Salvador Jara Guerrero

La confianza es un elemento necesario para la convivencia humana. Es un tema delicado pero siempre cotidiano. A fin de cuentas se trata de tomar riesgos frente a desconocidos. Diariamente nuestras vidas dependen de extraños. Cuando cruzamos una calle lo hacemos con la confianza de que el automovilista que nos podría atropellar no aumentará la velocidad o se pasará el semáforo en rojo, cuando depositamos nuestro dinero en un banco lo hacemos con la confianza de que podremos disponer de él en el momento necesario, cuando abrimos la puerta a un vendedor confiamos en que no sea un asaltante, cuando llevamos a nuestros hijos a la escuela confiamos en que sean educados adecuadamente. En todas las actividades que nos involucran con otras personas confiamos.

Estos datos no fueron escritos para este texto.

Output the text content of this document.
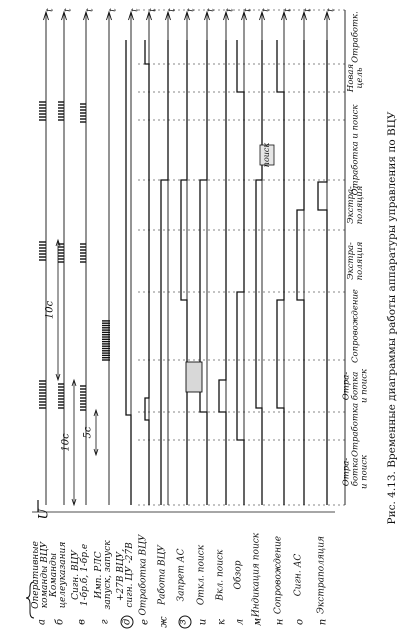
t t t t t t t t t t t t t t t
U
Оперативные команды ВЦУ
а
Команды целеуказания
б
Сигн. ВЦУ 1-бр.б, 1-бр.е
в
Имп. РЛС запуск, запуск
г
+27В ВЦУ, сигн. ЦУ -27В
д
Отработка ВЦУ
е
Работа ВЦУ
ж
Запрет АС
з
Откл. поиск
и
Вкл. поиск
к
Обзор
л
Индикация поиск
м
Сопровождение
н
Сигн. АС
о
Экстраполяция
п
поиск
Отра- ботка и поиск
Отработка
Отра- ботка и поиск
Сопровождение
Экстра- поляция
Экстра- поляция
Отработка и поиск
Новая цель
Отработк.
10с
10с
5с	Рис. 4.13. Временные диаграммы работы аппаратуры управления по ВЦУ
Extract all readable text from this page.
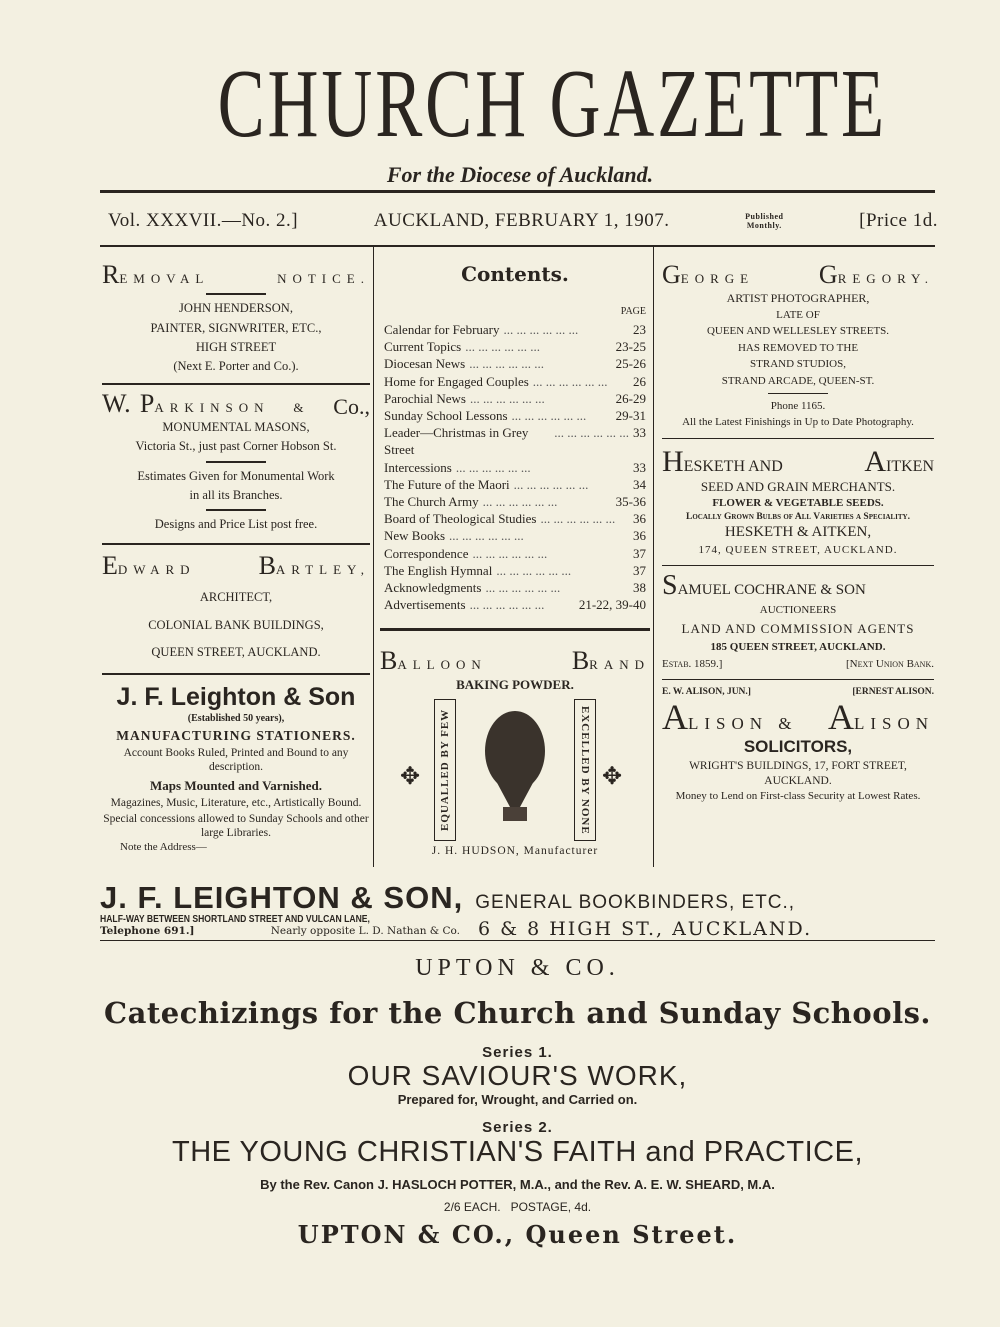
CHURCH GAZETTE
For the Diocese of Auckland.
Vol. XXXVII.—No. 2.]	AUCKLAND, FEBRUARY 1, 1907.	Published
Monthly.	[Price 1d.
REMOVAL	NOTICE.
JOHN HENDERSON,
PAINTER, SIGNWRITER, ETC.,
HIGH STREET
(Next E. Porter and Co.).
W. PARKINSON & Co.,
MONUMENTAL MASONS,
Victoria St., just past Corner Hobson St.
Estimates Given for Monumental Work
in all its Branches.
Designs and Price List post free.
EDWARD BARTLEY,
ARCHITECT,
COLONIAL BANK BUILDINGS,
QUEEN STREET, AUCKLAND.
J. F. Leighton & Son
(Established 50 years),
MANUFACTURING STATIONERS.
Account Books Ruled, Printed and Bound to any description.
Maps Mounted and Varnished.
Magazines, Music, Literature, etc., Artistically Bound.
Special concessions allowed to Sunday Schools and other large Libraries.
Note the Address—
Contents.
PAGE
Calendar for February ... ... ... ... ... ...	23
Current Topics ... ... ... ... ... ...	23-25
Diocesan News ... ... ... ... ... ...	25-26
Home for Engaged Couples ... ... ... ... ... ...	26
Parochial News ... ... ... ... ... ...	26-29
Sunday School Lessons ... ... ... ... ... ...	29-31
Leader—Christmas in Grey Street
... ... ... ... ... ... 33
Intercessions ... ... ... ... ... ...	33
The Future of the Maori ... ... ... ... ... ...	34
The Church Army ... ... ... ... ... ...	35-36
Board of Theological Studies ... ... ... ... ... ...	36
New Books ... ... ... ... ... ...	36
Correspondence ... ... ... ... ... ...	37
The English Hymnal ... ... ... ... ... ...	37
Acknowledgments ... ... ... ... ... ...	38
Advertisements ... ... ... ... ... ...	21-22, 39-40
BALLOON	BRAND
BAKING POWDER.
✥	EQUALLED BY FEW	EXCELLED BY NONE ✥
J. H. HUDSON, Manufacturer
GEORGE GREGORY.
ARTIST PHOTOGRAPHER,
LATE OF
QUEEN AND WELLESLEY STREETS.
HAS REMOVED TO THE
STRAND STUDIOS,
STRAND ARCADE, QUEEN-ST.
Phone 1165.
All the Latest Finishings in Up to Date Photography.
HESKETH AND	AITKEN
SEED AND GRAIN MERCHANTS.
FLOWER & VEGETABLE SEEDS.
Locally Grown Bulbs of All Varieties a Speciality.
HESKETH & AITKEN,
174, QUEEN STREET, AUCKLAND.
SAMUEL COCHRANE & SON
AUCTIONEERS
LAND AND COMMISSION AGENTS
185 QUEEN STREET, AUCKLAND.
Estab. 1859.]	[Next Union Bank.
E. W. ALISON, JUN.]	[ERNEST ALISON.
ALISON & ALISON
SOLICITORS,
WRIGHT'S BUILDINGS, 17, FORT STREET,
AUCKLAND.
Money to Lend on First-class Security at Lowest Rates.
J. F. LEIGHTON & SON, GENERAL BOOKBINDERS, ETC.,
HALF-WAY BETWEEN SHORTLAND STREET AND VULCAN LANE,
Telephone 691.]	Nearly opposite L. D. Nathan & Co. 6 & 8 HIGH ST., AUCKLAND.
UPTON & CO.
Catechizings for the Church and Sunday Schools.
Series 1.
OUR SAVIOUR'S WORK,
Prepared for, Wrought, and Carried on.
Series 2.
THE YOUNG CHRISTIAN'S FAITH and PRACTICE,
By the Rev. Canon J. HASLOCH POTTER, M.A., and the Rev. A. E. W. SHEARD, M.A.
2/6 EACH.   POSTAGE, 4d.
UPTON & CO., Queen Street.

Confiamos en nuestras parejas, en nuestros padres y hermanos, pero también confiamos en una infinidad de desconocidos.

En comunidades pequeñas las acciones de una persona que llevan a una pérdida de confianza se convierten de inmediato en un detrimento de su reputación, quien no paga sus deudas, miente o roba cuando se le permite el ingreso en las casas de sus vecinos es castigado moralmente por la comunidad.

En la utopía no sería necesario nada adicional a la condena moral, pero la realidad es otra. En comunidades grandes los infractores pueden evitar el aislamiento producto del daño moral alejándose a otros lugares y así seguir haciendo fechorías. Más aún, cuando el infractor tiene poder sobre los demás, este castigo no se da o es insuficiente, el temor a represalias es más fuerte que el deseo de la sanción. En estos casos se hace necesaria una institución que sea respetada por igual en todas las comunidades, en todo un país o incluso en el mundo, que sea reconocida por débiles y poderosos, adinerados y pobres, que tenga siempre el poder de castigar a los infractores y la fuerza para hacerse cumplir.

Las instituciones son la esencia de un país, reflejan sus valores y sus aspiraciones, sus fortalezas, sus logros y son el garante de los derechos de los ciudadanos. Las instituciones son los ejemplares que estimulan el comportamiento moral de los ciudadanos, pero también establecen las normas, reglas y sanciones para quienes transgreden los principios de convivencia, e imponen castigos. Confiar en las instituciones nacionales es parte fundamental de la identidad nacional.

Pero hoy día estos sistemas de confianza se han debilitado en todo el mundo. Han sido desplazados por individuos anónimos en los que paradójicamente depositamos una fe casi ciega. Por una parte están los dichos, noticias y rumores difundidos a través de las redes sociales, sin ningún fundamento o evidencia, que se multiplican y forman la opinión de millones de personas. Por otra parte está la aparición de “empresas” como Airbnb, Uber, o Mercado Libre, y en el extremo están una serie de transacciones e intercambios que se realizan por internet incluidas aquellas que involucran acciones educativas y de capacitación o las que implican el acercamiento afectivo o la búsqueda de parejas para matrimonio. En todos estos casos la confianza se deposita en instancias que no sólo son anónimas sino que no están bajo el control de ninguna instancia gubernamental y por tanto implican una relación de confianza con mayor riesgo.

La disminución de la confianza en las instituciones tiene varias fuentes, pero una de ellas es su falta de adaptación a los nuevos tiempos que va acompañada de la carencia de profesionistas especializados en estos ramos.

Una nación que no fortalece y aprecia sus instituciones no se aprecia a sí misma y corre el riesgo de la ingobernabilidad al no contar con los sistemas que le permitan garantizar los derechos ciudadanos, a la vez que a hacer cumplir sus obligaciones y dirimir sus conflictos. La formación de nuevos profesionistas que contribuyan al fortalecimiento y modernización de nuestras instituciones, profesionistas con visón de futuro, acordes a las exigencias de los nuevos tiempos es urgente.